The Declaration of Independence is a document we often read on Independence Day.  We find the first paragraphs moving and many of us can quote them from memory:

When in the Course of human events, it becomes necessary for one people to dissolve the political bands which have connected them with another, and to assume among the powers of the earth, the separate and equal station to which the Laws of Nature and of Nature’s God entitle them, a decent respect to the opinions of mankind requires that they should declare the causes which impel them to the separation.

We hold these truths to be self-evident, that all men are created equal, that they are endowed by their Creator with certain unalienable Rights, that among these are Life, Liberty and the pursuit of Happiness.

These are meaningful, important words.  They are also ironic today because we understand that when the founding fathers wrote “all men”, they really meant white, wealthy, land-owning men.  Many of these men owned slaves and had killed Native Americans while stealing and settling their land.  The men who wrote the declaration were the beneficiaries of the system of oppression they were creating.  Today we continue to deal with the repercussions of their narrow view of “all men.”

I am grateful to live in the United States.  Most of the time I think it is the greatest country on earth.  But today, as I celebrate my freedom, I remember that there are still millions in this country who live in fear, who have to hide who they are, who have been murdered because they stepped out of line.  Today I read the whole Declaration of Independence and noticed, for the first time, the line in it about the Native Americans:  “He has excited domestic insurrections amongst us, and has endeavoured to bring on the inhabitants of our frontiers, the merciless Indian Savages, whose known rule of warfare, is an undistinguished destruction of all ages, sexes and conditions.”  

After I read the Declaration of Independence, I read Frederick Douglass’s speech “The Meaning of the Fourth of July for the Negro” delivered in 1852, before the Civil War.   I also read a 2016 essay written by Lavonya Bennett on “The Meaning of the 4th of July to Marginalized People.”  While we celebrate our freedom, we need to remember that we have a long way to go.

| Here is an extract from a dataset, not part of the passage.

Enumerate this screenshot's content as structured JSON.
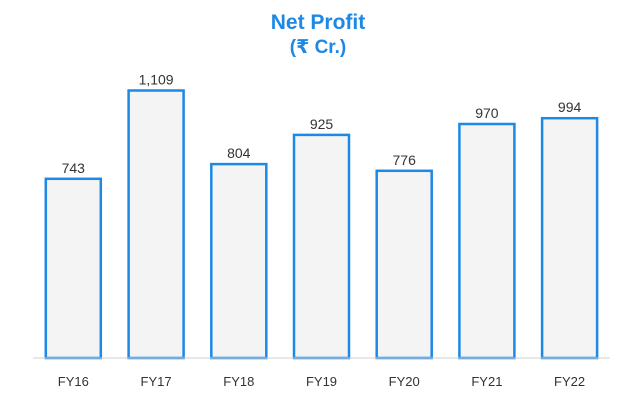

For me, today is a kind of memorial day.  We celebrate and enjoy our day.  But we also remember those who have died in the cause of freedom – and I don’t mean just soldiers.  Native Americans who stood against soldiers and settlers trying to take over their country.  Black people that were brought to this country in chains and who we continue to enslave.  People who are abused and killed because someone with more power (or fear of differences) decides they should be.  People who are turned away from voting because they aren’t the right color, or have the right religious views, or vote on the right ticket.

People who say “my country, right or wrong” scare me.  Just like the founding fathers, I want to love my country when it is doing the right things, and stand up against it when it is not.  Because standing against injustice and oppression is the only way we can make our country what it should be and lead it to a greatness it has never yet known.